Meski IP mengaku melakukan pembunuhan, dia tidak ditahan oleh polisi. Polisi tidak bisa menahan seseorang hanya berdasarkan pengakuan, dan belum adanya petunjuk dan bukti yang mengarah kepada IP.
"Kita sudah jelas melakukan rekonstruksi, kita tahu siapa yang terlibat, siapa yang menjadi eksekutor, dan siapa yang mempunyai senjata tajamnya," jelas Rikwanto.
Menurut keterangan, IP ditangkap setelah dijebak oleh keluarga AS (18). AS merupakan salah satu orang yang ditetapkan polisi sebagai tersangka dalam pembunuhan tersebut. Penjebakan IP diawali dari perkenalannya dengan seorang wanita berinisal I di situs jejaring sosial. I kemudian mengajak bertemu IP di Stasiun Manggarai, Jakarta Selatan, Jumat (18/10/2013) malam.

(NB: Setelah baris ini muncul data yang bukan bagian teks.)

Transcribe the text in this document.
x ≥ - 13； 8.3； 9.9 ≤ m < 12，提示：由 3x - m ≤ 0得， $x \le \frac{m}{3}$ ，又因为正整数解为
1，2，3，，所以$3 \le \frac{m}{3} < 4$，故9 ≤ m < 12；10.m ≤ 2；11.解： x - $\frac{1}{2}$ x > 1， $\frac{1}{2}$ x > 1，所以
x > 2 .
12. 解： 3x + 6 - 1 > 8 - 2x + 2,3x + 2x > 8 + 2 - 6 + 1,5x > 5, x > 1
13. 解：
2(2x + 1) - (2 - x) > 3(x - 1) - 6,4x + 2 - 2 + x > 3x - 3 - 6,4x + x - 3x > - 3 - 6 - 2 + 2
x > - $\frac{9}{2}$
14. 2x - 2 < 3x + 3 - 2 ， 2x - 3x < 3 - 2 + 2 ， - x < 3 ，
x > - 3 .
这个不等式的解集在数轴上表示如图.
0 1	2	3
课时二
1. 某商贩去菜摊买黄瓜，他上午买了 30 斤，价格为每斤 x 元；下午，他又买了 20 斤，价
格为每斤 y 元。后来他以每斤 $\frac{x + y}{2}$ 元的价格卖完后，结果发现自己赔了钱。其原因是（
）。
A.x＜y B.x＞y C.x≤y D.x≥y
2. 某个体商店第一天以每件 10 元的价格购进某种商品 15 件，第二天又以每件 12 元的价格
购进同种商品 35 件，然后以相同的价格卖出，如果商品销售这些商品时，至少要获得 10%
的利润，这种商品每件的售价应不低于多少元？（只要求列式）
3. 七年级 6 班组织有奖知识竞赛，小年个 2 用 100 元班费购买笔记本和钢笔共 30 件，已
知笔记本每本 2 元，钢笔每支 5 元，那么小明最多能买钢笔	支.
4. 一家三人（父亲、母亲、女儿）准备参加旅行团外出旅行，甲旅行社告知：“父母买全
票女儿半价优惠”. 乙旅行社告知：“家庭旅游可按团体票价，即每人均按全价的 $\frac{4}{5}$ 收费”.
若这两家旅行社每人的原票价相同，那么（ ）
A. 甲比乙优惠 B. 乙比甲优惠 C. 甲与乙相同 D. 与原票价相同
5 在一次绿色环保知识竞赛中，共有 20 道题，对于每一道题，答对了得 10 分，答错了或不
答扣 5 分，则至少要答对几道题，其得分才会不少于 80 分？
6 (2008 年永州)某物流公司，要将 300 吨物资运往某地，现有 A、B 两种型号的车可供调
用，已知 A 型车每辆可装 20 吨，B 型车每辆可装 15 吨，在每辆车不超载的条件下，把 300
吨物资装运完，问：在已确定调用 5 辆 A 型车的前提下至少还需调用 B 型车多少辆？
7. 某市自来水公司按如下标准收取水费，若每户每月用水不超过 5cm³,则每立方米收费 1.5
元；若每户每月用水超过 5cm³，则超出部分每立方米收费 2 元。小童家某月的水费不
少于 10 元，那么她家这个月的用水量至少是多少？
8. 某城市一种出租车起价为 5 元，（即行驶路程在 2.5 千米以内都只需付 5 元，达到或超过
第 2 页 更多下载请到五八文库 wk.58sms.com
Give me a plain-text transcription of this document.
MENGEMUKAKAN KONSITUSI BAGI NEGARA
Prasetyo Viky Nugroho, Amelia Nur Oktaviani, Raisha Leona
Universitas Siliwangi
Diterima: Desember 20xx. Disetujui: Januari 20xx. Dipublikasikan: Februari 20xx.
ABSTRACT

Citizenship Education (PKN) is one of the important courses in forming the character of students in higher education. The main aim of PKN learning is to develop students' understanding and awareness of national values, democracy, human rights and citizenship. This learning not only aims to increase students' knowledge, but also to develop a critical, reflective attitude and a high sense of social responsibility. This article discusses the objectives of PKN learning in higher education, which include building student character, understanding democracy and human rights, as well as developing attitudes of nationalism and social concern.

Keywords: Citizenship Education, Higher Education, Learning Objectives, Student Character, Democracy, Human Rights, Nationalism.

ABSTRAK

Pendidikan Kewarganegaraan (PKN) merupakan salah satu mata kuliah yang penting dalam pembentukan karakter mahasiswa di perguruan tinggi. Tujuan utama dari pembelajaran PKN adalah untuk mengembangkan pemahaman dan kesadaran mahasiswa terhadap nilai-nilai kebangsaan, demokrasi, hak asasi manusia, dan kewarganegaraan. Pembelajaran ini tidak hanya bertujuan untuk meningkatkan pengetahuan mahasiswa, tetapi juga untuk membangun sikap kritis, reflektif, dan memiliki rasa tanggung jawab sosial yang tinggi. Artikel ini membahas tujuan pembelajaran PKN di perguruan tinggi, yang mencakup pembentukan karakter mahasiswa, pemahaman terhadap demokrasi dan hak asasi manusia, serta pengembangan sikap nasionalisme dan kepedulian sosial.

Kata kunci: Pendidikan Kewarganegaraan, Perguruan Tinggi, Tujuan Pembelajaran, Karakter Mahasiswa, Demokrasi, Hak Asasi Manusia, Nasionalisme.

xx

Saat itulah keluarga AS meringkus IP dan membawanya ke Mapolda Metro Jaya. IP mengaku melakukan perbuatan tersebut karena janji CB dan BR memberinya bagian hasil penjualan sepeda motor Yamaha Mio Soul milik korban. IP pun menuruti dan mendapat bagian Rp 300.000 dari dua rekannya.
Pengadilan Negeri Jaksel menjatuhkan vonis bersalah kepada empat pengamen pada Selasa (1/10/2013). Keempat pengamen tersebut adalah FP dijatuhi 4 tahun hukuman penjara, BF dihukum 3 tahun, F dihukum 3,5 tahun, dan AP dikenakan hukuman 3 tahun penjara. Majelis hakim menilai mereka terbukti melakukan pidana sesuai dakwaan primer Pasal 338 jo Pasal 55 Ayat 1 KUHP.
Keluarga AS mengklaim, mereka yang ditangkap polisi merupakan korban salah tangkap. Enam pengamen yang ditangkap itu justru menolong korban yang sekarat. Tersangka juga memberikan minum dan makan kepada korban, sebelum melaporkan kejadian itu kepada seorang satpam. Satpam tersebut kemudian melapor ke polisi.